Portsmouth breaks ground on $3M skatepark. Facility expected to open this fall.

PORTSMOUTH — The multi-year effort to bring a skateboard park to the Port City has officially reached the construction stage.

Past and present Portsmouth leaders, joined by residents at the front line of the skatepark push, took to the city “stump dump” off Route 33 on Thursday afternoon for a ceremonial groundbreaking at the site.

Holding blue ribbon-adorned shovels, Mayor Deaglan McEachern, Assistant Mayor Joanna Kelley, City Councilor Rich Blalock, former City Council member Esther Kennedy, who shepherded the movement to bring the new skatepark to Portsmouth, along with Skateboard park Blue Ribbon Committee co-chairs Amy-Mae Court and Dave Cosgrove, broke ground at the site.

Portsmouth leaders gather for a groundbreaking ceremony at the "stump dump" site off Route 33, where the city's new skateboard park will be built, on Thursday, May 25, 2023. Left to right: Blake Martin (Weston & Sampson), Councilor Rich Blalock, Mayor McEachern, Amy-May Court and Dave Cosgrove (Skateboard Park Committee co-chairs), Asst. Mayor Joanna Kelley, Christine Sproviero (DPW Project Manager), Peter Rice (DPW Director), David Quirk (Quirk Construction), Todd Henley (Rec. Dept. Director), Esther Kennedy.

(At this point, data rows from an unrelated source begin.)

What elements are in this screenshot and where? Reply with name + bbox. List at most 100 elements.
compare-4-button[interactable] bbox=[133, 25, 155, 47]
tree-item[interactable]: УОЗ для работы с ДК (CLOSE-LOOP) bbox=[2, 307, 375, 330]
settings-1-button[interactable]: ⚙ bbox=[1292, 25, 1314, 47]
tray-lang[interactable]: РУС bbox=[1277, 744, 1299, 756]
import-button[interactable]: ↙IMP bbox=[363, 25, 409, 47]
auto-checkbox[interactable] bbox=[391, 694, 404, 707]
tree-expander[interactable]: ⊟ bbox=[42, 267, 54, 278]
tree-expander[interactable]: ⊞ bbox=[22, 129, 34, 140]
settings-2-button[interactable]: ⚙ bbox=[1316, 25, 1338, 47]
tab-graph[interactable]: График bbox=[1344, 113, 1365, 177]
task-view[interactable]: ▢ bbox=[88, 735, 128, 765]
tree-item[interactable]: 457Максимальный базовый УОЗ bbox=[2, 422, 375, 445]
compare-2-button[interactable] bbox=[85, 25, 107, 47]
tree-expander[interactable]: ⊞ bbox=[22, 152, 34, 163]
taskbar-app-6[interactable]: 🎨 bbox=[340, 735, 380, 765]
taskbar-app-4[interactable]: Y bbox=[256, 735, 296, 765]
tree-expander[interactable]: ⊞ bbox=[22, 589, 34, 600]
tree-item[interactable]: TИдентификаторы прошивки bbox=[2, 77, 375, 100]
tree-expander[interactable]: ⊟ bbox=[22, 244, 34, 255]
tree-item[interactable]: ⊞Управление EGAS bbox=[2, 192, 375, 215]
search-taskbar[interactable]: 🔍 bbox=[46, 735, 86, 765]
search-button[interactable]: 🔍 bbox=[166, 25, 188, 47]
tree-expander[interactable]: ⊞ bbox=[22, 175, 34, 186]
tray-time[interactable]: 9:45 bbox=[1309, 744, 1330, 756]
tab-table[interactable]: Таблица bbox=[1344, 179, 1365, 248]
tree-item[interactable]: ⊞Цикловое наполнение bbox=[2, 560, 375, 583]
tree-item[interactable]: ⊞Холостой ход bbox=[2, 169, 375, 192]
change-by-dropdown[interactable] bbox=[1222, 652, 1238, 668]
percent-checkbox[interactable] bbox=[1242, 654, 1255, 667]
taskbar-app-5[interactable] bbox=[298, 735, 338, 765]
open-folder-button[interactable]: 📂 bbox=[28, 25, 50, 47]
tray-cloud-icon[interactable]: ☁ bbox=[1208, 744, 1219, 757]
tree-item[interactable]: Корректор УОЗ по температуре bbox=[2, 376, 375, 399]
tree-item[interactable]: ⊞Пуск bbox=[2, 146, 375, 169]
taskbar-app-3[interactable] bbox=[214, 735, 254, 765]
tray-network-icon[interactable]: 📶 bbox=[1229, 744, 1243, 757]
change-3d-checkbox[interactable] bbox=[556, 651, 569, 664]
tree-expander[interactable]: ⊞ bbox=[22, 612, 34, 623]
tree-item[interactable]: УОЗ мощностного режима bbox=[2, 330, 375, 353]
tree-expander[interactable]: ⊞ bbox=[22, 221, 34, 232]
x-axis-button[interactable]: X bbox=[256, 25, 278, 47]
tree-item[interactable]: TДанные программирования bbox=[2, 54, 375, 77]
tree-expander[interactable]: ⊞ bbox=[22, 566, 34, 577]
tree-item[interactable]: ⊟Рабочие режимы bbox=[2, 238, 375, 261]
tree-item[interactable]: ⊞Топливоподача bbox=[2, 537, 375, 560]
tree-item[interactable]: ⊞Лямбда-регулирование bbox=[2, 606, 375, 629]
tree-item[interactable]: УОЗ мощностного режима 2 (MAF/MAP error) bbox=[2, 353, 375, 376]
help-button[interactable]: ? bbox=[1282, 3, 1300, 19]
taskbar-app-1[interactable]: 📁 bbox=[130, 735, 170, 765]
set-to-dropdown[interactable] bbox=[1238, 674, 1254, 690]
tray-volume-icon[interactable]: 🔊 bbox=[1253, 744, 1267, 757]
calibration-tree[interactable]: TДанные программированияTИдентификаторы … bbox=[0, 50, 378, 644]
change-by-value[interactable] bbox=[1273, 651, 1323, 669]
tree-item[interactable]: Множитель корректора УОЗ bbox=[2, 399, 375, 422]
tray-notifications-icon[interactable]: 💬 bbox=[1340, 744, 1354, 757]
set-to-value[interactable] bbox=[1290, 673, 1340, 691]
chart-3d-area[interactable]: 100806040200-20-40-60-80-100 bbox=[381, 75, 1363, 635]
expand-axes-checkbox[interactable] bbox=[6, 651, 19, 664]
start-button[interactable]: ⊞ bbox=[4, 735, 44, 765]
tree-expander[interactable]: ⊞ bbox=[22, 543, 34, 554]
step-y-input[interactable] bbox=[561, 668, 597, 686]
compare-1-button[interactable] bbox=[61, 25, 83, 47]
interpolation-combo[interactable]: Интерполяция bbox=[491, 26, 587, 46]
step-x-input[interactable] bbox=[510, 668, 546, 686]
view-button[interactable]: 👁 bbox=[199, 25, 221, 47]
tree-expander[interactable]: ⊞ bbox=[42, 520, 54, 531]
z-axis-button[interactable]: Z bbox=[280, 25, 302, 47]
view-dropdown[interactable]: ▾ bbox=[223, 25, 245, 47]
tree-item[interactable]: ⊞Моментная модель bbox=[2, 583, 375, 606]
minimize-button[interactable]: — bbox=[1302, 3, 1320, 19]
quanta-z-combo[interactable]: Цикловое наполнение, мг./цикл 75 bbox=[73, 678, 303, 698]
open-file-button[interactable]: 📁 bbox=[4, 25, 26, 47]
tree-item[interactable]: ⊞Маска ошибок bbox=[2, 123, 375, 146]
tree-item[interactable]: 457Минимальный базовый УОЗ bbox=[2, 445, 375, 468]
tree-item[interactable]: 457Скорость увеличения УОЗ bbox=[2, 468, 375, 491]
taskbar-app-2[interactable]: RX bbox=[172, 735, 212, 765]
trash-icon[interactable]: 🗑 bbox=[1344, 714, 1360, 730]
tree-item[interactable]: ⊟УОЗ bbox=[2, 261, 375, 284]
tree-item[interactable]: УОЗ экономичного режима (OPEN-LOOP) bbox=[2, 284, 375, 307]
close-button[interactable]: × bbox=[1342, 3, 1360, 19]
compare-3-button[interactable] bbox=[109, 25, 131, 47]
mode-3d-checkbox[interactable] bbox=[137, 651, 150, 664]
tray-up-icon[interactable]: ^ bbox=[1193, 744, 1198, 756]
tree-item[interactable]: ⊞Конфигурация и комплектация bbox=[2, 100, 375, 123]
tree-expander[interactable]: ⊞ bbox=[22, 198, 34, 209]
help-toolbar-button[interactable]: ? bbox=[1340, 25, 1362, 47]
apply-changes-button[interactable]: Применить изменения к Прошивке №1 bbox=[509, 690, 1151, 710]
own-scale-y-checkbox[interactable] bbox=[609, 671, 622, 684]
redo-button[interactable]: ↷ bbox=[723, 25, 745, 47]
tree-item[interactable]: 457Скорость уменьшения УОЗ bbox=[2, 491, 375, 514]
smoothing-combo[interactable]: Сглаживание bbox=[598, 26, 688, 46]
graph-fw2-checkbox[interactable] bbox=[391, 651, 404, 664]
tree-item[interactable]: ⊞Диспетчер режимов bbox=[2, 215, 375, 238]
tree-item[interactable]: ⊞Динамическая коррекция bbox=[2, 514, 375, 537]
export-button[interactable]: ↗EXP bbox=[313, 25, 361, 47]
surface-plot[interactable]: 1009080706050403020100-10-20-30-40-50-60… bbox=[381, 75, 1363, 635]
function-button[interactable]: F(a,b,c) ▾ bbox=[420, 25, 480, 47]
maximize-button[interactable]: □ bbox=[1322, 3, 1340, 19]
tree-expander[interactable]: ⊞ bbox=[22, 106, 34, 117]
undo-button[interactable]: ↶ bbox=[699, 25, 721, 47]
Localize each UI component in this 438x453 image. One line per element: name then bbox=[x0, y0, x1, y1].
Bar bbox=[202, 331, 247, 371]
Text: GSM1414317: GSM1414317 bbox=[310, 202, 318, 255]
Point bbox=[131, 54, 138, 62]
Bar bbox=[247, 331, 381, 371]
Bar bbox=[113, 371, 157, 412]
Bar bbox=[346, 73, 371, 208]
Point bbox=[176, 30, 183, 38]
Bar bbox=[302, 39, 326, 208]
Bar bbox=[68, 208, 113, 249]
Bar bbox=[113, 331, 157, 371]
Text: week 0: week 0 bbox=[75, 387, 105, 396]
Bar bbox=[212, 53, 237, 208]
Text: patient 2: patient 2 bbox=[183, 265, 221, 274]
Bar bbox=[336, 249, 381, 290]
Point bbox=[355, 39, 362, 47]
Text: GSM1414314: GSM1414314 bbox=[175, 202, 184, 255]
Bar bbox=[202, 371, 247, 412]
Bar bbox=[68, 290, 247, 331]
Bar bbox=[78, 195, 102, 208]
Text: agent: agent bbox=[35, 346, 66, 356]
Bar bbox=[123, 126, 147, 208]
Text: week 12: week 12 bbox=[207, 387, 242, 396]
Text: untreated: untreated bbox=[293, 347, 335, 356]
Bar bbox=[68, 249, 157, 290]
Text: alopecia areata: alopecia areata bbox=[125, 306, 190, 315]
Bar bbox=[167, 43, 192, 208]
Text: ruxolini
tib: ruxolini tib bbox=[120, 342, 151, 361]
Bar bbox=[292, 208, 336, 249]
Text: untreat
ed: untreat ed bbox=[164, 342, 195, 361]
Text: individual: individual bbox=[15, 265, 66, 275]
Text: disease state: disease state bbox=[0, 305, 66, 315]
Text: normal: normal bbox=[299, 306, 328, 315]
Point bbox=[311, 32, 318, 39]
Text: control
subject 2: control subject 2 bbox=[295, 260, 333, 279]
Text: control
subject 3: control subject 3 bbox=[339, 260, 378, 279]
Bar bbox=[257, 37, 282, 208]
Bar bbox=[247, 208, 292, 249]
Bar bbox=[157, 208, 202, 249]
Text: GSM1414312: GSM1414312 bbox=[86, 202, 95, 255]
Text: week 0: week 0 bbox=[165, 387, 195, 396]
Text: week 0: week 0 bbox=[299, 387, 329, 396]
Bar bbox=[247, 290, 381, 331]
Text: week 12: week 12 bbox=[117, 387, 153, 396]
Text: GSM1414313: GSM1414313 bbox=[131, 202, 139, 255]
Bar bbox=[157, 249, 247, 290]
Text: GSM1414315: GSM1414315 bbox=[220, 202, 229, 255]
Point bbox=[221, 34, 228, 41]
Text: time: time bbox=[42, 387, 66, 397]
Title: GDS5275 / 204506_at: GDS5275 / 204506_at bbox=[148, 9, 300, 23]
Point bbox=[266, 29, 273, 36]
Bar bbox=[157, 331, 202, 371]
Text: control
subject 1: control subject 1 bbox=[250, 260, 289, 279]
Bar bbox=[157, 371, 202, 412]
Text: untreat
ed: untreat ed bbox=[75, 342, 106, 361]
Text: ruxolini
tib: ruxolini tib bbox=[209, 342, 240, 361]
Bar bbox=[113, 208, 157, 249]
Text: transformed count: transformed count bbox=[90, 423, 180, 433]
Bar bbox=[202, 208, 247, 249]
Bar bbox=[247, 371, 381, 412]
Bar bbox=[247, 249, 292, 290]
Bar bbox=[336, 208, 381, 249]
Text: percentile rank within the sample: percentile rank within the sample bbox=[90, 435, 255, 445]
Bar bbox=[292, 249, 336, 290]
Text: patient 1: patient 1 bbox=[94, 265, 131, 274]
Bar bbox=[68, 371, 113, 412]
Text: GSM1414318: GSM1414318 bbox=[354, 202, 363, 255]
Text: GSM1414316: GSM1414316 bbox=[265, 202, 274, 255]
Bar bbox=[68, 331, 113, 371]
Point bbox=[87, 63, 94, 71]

Joining the group of roughly 50 attendees were current City Councilors Andrew Bagley, Kate Cook, Beth Moreau and John Tabor, former Mayor Rick Becksted and previous Councilor Petra Huda, City Manager Karen Conard, recreation director Todd Henley, Portsmouth Department of Public Works director Peter Rice and project manager Christine Sproviero, among others.

Youth skateboarders, with support from Kennedy and other Portsmouth residents, first began their plea for a new skatepark in 2021 during the prior council administration. Skateboarders called for renovations to be made to the skatepark at the Greenleaf Recreation Center - which were completed by the city in a few months’ time - in addition to seeking an entirely new facility elsewhere in Portsmouth.

With the help of the volunteer skateboard park committee, the city opted to locate the new 20,000-square-foot skatepark off Route 33, an area that had been used by the city as a staging area for other projects. The “stump dump” site will undergo a phased overhaul that will eventually see walking paths, a playground, additional parking, lighting and field upgrades.

The entire skateboard park project, along with lighting for the facility, will cost the city close to $3 million. Quirk Construction, a Georgetown, Massachusetts company, has been awarded the bid to complete the project.

The city expects the Skateboard Park to initially open for use this coming fall, though additional work on the site will be needed next spring.